L'attaque contre le patriarche maronite
« Les ulémas chiites, a ajouté Saoud el-Mawla, ont rejeté le principe de la wilayet el-faqih générale (englobant un pouvoir politique absolu) en lieu et place de l'imam Mehdi. Ils ont choisi d'accorder au wali (autorité religieuse) un pouvoir limité, c'est-à-dire celui d'un médiateur social, d'un conseiller, d'un juge, d'un cheikh. Les ulémas chiites n'étaient même pas d'accord sur les limites de tels pouvoirs. Certains d'entre eux ont englobé dans le pouvoir du wali le khoms (le cinquième des bénéfices du croyant payé aux imams), la zakate (taxe religieuse obligatoire), la prière du vendredi, ainsi que le fait de commander le bien et d'interdire le mal. D'autres ont donné à la wilayet el-faqih un pouvoir très restrictif n'incluant pas une autorité sur les individus, ce qui implique le rejet du recours à la force et de l'effusion de sang. »
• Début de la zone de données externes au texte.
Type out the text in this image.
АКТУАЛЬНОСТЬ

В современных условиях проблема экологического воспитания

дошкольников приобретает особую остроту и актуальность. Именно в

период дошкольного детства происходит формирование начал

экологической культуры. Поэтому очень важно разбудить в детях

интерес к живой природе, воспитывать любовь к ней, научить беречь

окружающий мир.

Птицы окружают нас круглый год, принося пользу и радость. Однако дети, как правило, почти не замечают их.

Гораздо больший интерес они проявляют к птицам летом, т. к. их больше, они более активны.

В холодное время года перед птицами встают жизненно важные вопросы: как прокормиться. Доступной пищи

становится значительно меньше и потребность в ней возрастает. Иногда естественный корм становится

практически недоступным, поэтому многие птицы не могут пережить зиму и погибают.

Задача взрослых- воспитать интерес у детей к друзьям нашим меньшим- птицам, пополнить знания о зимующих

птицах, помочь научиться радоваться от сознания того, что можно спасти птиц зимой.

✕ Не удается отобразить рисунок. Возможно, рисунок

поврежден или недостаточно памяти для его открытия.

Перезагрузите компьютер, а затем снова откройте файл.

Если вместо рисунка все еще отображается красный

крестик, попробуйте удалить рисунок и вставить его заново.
Après avoir souligné que « la mise en place du gouvernement de la justice divine est du seul ressort de l'imam infaillible » (l'imam Mehdi), Saoud el-Mawla a relevé qu'« à travers l'histoire, aucun faqih chiite (savant de la foi) n'a prôné la wilayet el-faqih générale, à l'exception de cheikh Ahmad ben Mohammad Mehdi el-Nouraki (1245 de l'Hégire) dont l'imam Khomeyni s'est inspiré ».

Qualifiant d'« attitude répressive étrange » le fait de considérer la wilayet el-faqih comme un dogme, Saoud el-Mawla a relevé que « le peuple d'Iran ainsi que les hautes personnalités de la révolution de l'imam Khomeyni, ceux qui croyaient dans la wilayat el-faqih révolutionnaire font face aujourd'hui aux décisions du wali el-faqih » (l'imam Khamenei). « Sont-ils donc des mécréants ? » s'est-il interrogé. M. Mawla a appelé sur ce plan à la conciliation et au dialogue, à l'acceptation de l'autre et du droit à la différence, ainsi qu'au respect de la liberté d'opinion et d'expression. « Ce qui se passe aujourd'hui en Iran est la preuve la plus éclatante du fait que la wilayet el-faqih n'est pas agréée, même dans le pays d'origine, et donc à plus forte raison au Liban, en Irak et dans d'autres pays. »

Sur un tout autre plan, Saoud el-Mawla a souligné que les attaques de Hassan Nasrallah contre le patriarche maronite constituent « une calomnie et une injustice injustifiée ». « Ces attaques ne peuvent s'expliquer que par la volonté de justifier la défaite aux élections du fait que leur base populaire s'attendait à la victoire », a-t-il déclaré. Et de conclure que les accusations de traîtrise et les attaques personnelles lancées par les responsables du Hezbollah sont aujourd'hui déplacées car même l'Iran de Khamenei et d'Ahmadinejad pratique une politique d'ouverture en direction des pays arabes et de l'Occident.